Kuyper’s personal experience—he and his wife have adopted three of their eight children—also informed the project. “The [function] I like the most is the family portal for communication,” he says. “[We] have a couple of offices that are using it very effectively, and customers are noticing and commenting in satisfaction surveys.”

Another CIO winner­, Old Dominion Freight Line, applied wireless technology to improve the productivity of its forklift operators. A device on the forklift captures data about each pallet and delivers it to the driver and the supervisor via a dashboard. With access to special handling instructions and suggestions for where to load the freight, Old Dominion makes fewer errors. A dashboard for managers shows when problems arise.

“Labor to revenue is a big number in transportation,” says VP of IT Ken Erdner. “It says how much freight you’re moving per dollar spent on labor.” To date, the company’s annual return is nearly double what Erdner invested in the project. “For [it] to continue doing well in this economy, with pricing so difficult, that’s really a wonderful thing,” he says.

Beyond ROI

Sometimes innovation takes an unexpected turn, producing some surprising benefits. Erdner wasn’t counting on customers filing fewer claims for damaged freight, but claims have dropped. “The freight was handled less, which means less chance of damage,” he notes.

Another example: Scotiabank’s branch infrastructure refresh was an “operational necessity,” says Kimberlee McKenzie, executive vice president for information technology and solutions. Replacing equipment and local area networks in 1,150 locations across Canada is saving $1.2 million annually. More up-to-date equipment will enable the bank to accommodate nearly $2 million in additional business over the next five years through increased sales capacity.

But the project also provided Scotiabank with a new blueprint for managing future large technology rollouts in the 50 countries where it operates. McKenzie’s project team mapped out the refresh process for each branch in a handbook it distributed. The package included a camera that the local staff used to photograph its space. The IT team used those images, along with floor schematics, to adjust installation plans remotely, reducing the need for on-site inspections. The project came in at $4 million under budget.

Next up is a similar project in the Caribbean region. “We have 24 countries involved, and we will be managing it from Toronto,” McKenzie says. “It’ll be like what we did in Canada, times 24.”

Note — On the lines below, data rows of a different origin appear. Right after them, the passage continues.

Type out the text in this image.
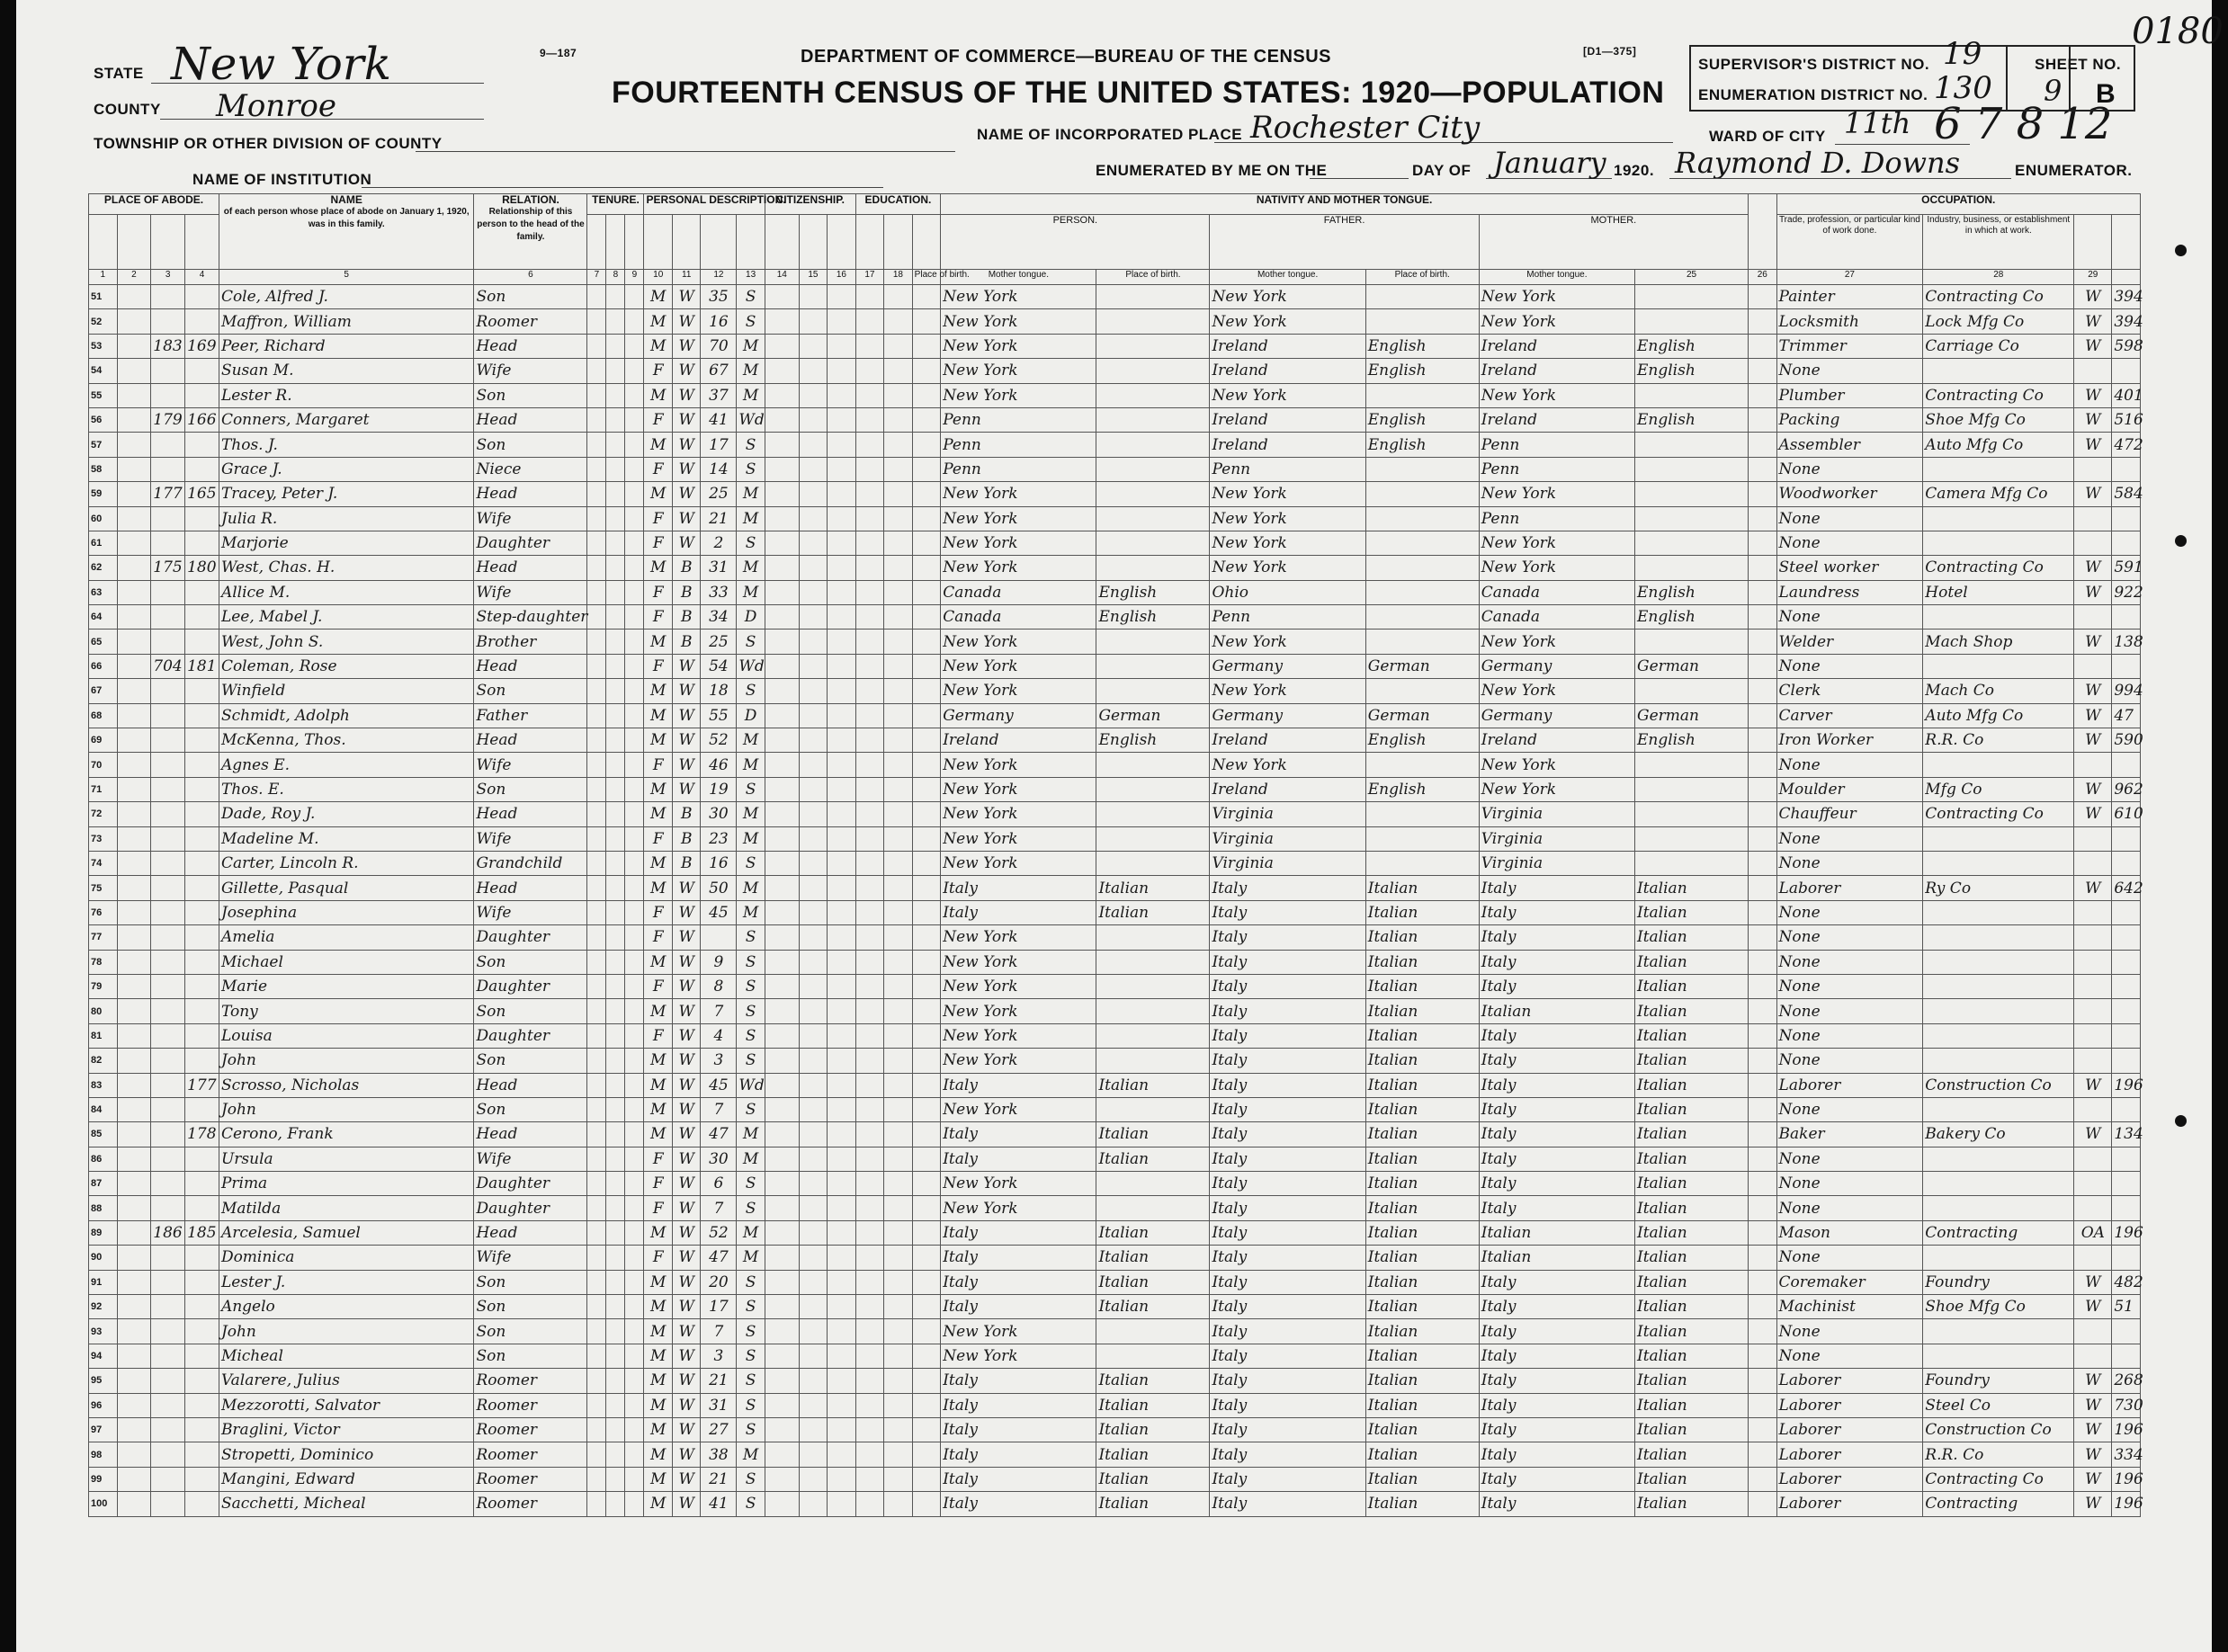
9—187	DEPARTMENT OF COMMERCE—BUREAU OF THE CENSUS	[D1—375]
FOURTEENTH CENSUS OF THE UNITED STATES: 1920—POPULATION
0180
STATE New York
COUNTY Monroe
TOWNSHIP OR OTHER DIVISION OF COUNTY
NAME OF INSTITUTION
NAME OF INCORPORATED PLACE Rochester City
ENUMERATED BY ME ON THE	DAY OF January 1920. Raymond D. Downs	ENUMERATOR.
WARD OF CITY 11th 6 7 8 12
SUPERVISOR'S DISTRICT NO. 19
ENUMERATION DISTRICT NO. 130
SHEET NO.
9 B
PLACE OF ABODE.				NAME
of each person whose place of abode on January 1, 1920, was in this family.	RELATION.
Relationship of this person to the head of the family.	TENURE.			PERSONAL DESCRIPTION.				CITIZENSHIP.			EDUCATION.			NATIVITY AND MOTHER TONGUE.							OCCUPATION.			
																			PERSON.		FATHER.		MOTHER.			Trade, profession, or particular kind of work done.	Industry, business, or establishment in which at work.		
1	2	3	4	5	6	7	8	9	10	11	12	13	14	15	16	17	18	Place of birth.	Mother tongue.	Place of birth.	Mother tongue.	Place of birth.	Mother tongue.	25	26	27	28	29	
51				Cole, Alfred J.	Son				M	W	35	S							New York		New York		New York			Painter	Contracting Co	W	394
52				Maffron, William	Roomer				M	W	16	S							New York		New York		New York			Locksmith	Lock Mfg Co	W	394
53		183	169	Peer, Richard	Head				M	W	70	M							New York		Ireland	English	Ireland	English		Trimmer	Carriage Co	W	598
54				Susan M.	Wife				F	W	67	M							New York		Ireland	English	Ireland	English		None			
55				Lester R.	Son				M	W	37	M							New York		New York		New York			Plumber	Contracting Co	W	401
56		179	166	Conners, Margaret	Head				F	W	41	Wd							Penn		Ireland	English	Ireland	English		Packing	Shoe Mfg Co	W	516
57				Thos. J.	Son				M	W	17	S							Penn		Ireland	English	Penn			Assembler	Auto Mfg Co	W	472
58				Grace J.	Niece				F	W	14	S							Penn		Penn		Penn			None			
59		177	165	Tracey, Peter J.	Head				M	W	25	M							New York		New York		New York			Woodworker	Camera Mfg Co	W	584
60				Julia R.	Wife				F	W	21	M							New York		New York		Penn			None			
61				Marjorie	Daughter				F	W	2	S							New York		New York		New York			None			
62		175	180	West, Chas. H.	Head				M	B	31	M							New York		New York		New York			Steel worker	Contracting Co	W	591
63				Allice M.	Wife				F	B	33	M							Canada	English	Ohio		Canada	English		Laundress	Hotel	W	922
64				Lee, Mabel J.	Step-daughter				F	B	34	D							Canada	English	Penn		Canada	English		None			
65				West, John S.	Brother				M	B	25	S							New York		New York		New York			Welder	Mach Shop	W	138
66		704	181	Coleman, Rose	Head				F	W	54	Wd							New York		Germany	German	Germany	German		None			
67				Winfield	Son				M	W	18	S							New York		New York		New York			Clerk	Mach Co	W	994
68				Schmidt, Adolph	Father				M	W	55	D							Germany	German	Germany	German	Germany	German		Carver	Auto Mfg Co	W	47
69				McKenna, Thos.	Head				M	W	52	M							Ireland	English	Ireland	English	Ireland	English		Iron Worker	R.R. Co	W	590
70				Agnes E.	Wife				F	W	46	M							New York		New York		New York			None			
71				Thos. E.	Son				M	W	19	S							New York		Ireland	English	New York			Moulder	Mfg Co	W	962
72				Dade, Roy J.	Head				M	B	30	M							New York		Virginia		Virginia			Chauffeur	Contracting Co	W	610
73				Madeline M.	Wife				F	B	23	M							New York		Virginia		Virginia			None			
74				Carter, Lincoln R.	Grandchild				M	B	16	S							New York		Virginia		Virginia			None			
75				Gillette, Pasqual	Head				M	W	50	M							Italy	Italian	Italy	Italian	Italy	Italian		Laborer	Ry Co	W	642
76				Josephina	Wife				F	W	45	M							Italy	Italian	Italy	Italian	Italy	Italian		None			
77				Amelia	Daughter				F	W		S							New York		Italy	Italian	Italy	Italian		None			
78				Michael	Son				M	W	9	S							New York		Italy	Italian	Italy	Italian		None			
79				Marie	Daughter				F	W	8	S							New York		Italy	Italian	Italy	Italian		None			
80				Tony	Son				M	W	7	S							New York		Italy	Italian	Italian	Italian		None			
81				Louisa	Daughter				F	W	4	S							New York		Italy	Italian	Italy	Italian		None			
82				John	Son				M	W	3	S							New York		Italy	Italian	Italy	Italian		None			
83			177	Scrosso, Nicholas	Head				M	W	45	Wd							Italy	Italian	Italy	Italian	Italy	Italian		Laborer	Construction Co	W	196
84				John	Son				M	W	7	S							New York		Italy	Italian	Italy	Italian		None			
85			178	Cerono, Frank	Head				M	W	47	M							Italy	Italian	Italy	Italian	Italy	Italian		Baker	Bakery Co	W	134
86				Ursula	Wife				F	W	30	M							Italy	Italian	Italy	Italian	Italy	Italian		None			
87				Prima	Daughter				F	W	6	S							New York		Italy	Italian	Italy	Italian		None			
88				Matilda	Daughter				F	W	7	S							New York		Italy	Italian	Italy	Italian		None			
89		186	185	Arcelesia, Samuel	Head				M	W	52	M							Italy	Italian	Italy	Italian	Italian	Italian		Mason	Contracting	OA	196
90				Dominica	Wife				F	W	47	M							Italy	Italian	Italy	Italian	Italian	Italian		None			
91				Lester J.	Son				M	W	20	S							Italy	Italian	Italy	Italian	Italy	Italian		Coremaker	Foundry	W	482
92				Angelo	Son				M	W	17	S							Italy	Italian	Italy	Italian	Italy	Italian		Machinist	Shoe Mfg Co	W	51
93				John	Son				M	W	7	S							New York		Italy	Italian	Italy	Italian		None			
94				Micheal	Son				M	W	3	S							New York		Italy	Italian	Italy	Italian		None			
95				Valarere, Julius	Roomer				M	W	21	S							Italy	Italian	Italy	Italian	Italy	Italian		Laborer	Foundry	W	268
96				Mezzorotti, Salvator	Roomer				M	W	31	S							Italy	Italian	Italy	Italian	Italy	Italian		Laborer	Steel Co	W	730
97				Braglini, Victor	Roomer				M	W	27	S							Italy	Italian	Italy	Italian	Italy	Italian		Laborer	Construction Co	W	196
98				Stropetti, Dominico	Roomer				M	W	38	M							Italy	Italian	Italy	Italian	Italy	Italian		Laborer	R.R. Co	W	334
99				Mangini, Edward	Roomer				M	W	21	S							Italy	Italian	Italy	Italian	Italy	Italian		Laborer	Contracting Co	W	196
100				Sacchetti, Micheal	Roomer				M	W	41	S							Italy	Italian	Italy	Italian	Italy	Italian		Laborer	Contracting	W	196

Finally, there are the projects that not only deliver outstanding business value, but also open end-users’ eyes to technology’s potential. UniGroup’s initiative to automate its forms gave business leaders “a taste for more automation,” says CIO Randall Poppell. The company, which owns United Van Lines, Mayflower Transit and other subsidiaries, is part of an industry that still pushes plenty of paper. The system is saving $400,000 annually and helps avoid $1.5 million in potential regulatory fines (owed for not using approved forms).

It’s also delighted a hard-to-please constituency—the company’s lawyers. “It really surprised them, the ease with which they could make changes,” he says. “That was one of the big benefits going in. That exceeded their expectations.”

Not only can the legal department update forms quickly when regulatory requirements change (thus ensuring compliance), but the company can deliver order information more quickly to agents, drivers, customers and the billing department. UniGroup’s insurance subsidiary, Vanliner, is now looking at adopting the application for its forms, as well.

“Probably the biggest surprise came from how well it was received and the opportunities the other business units saw to exploit it,” says Poppell.

In other words, the value of an investment can be measured not just by what it delivers, but by what it enables.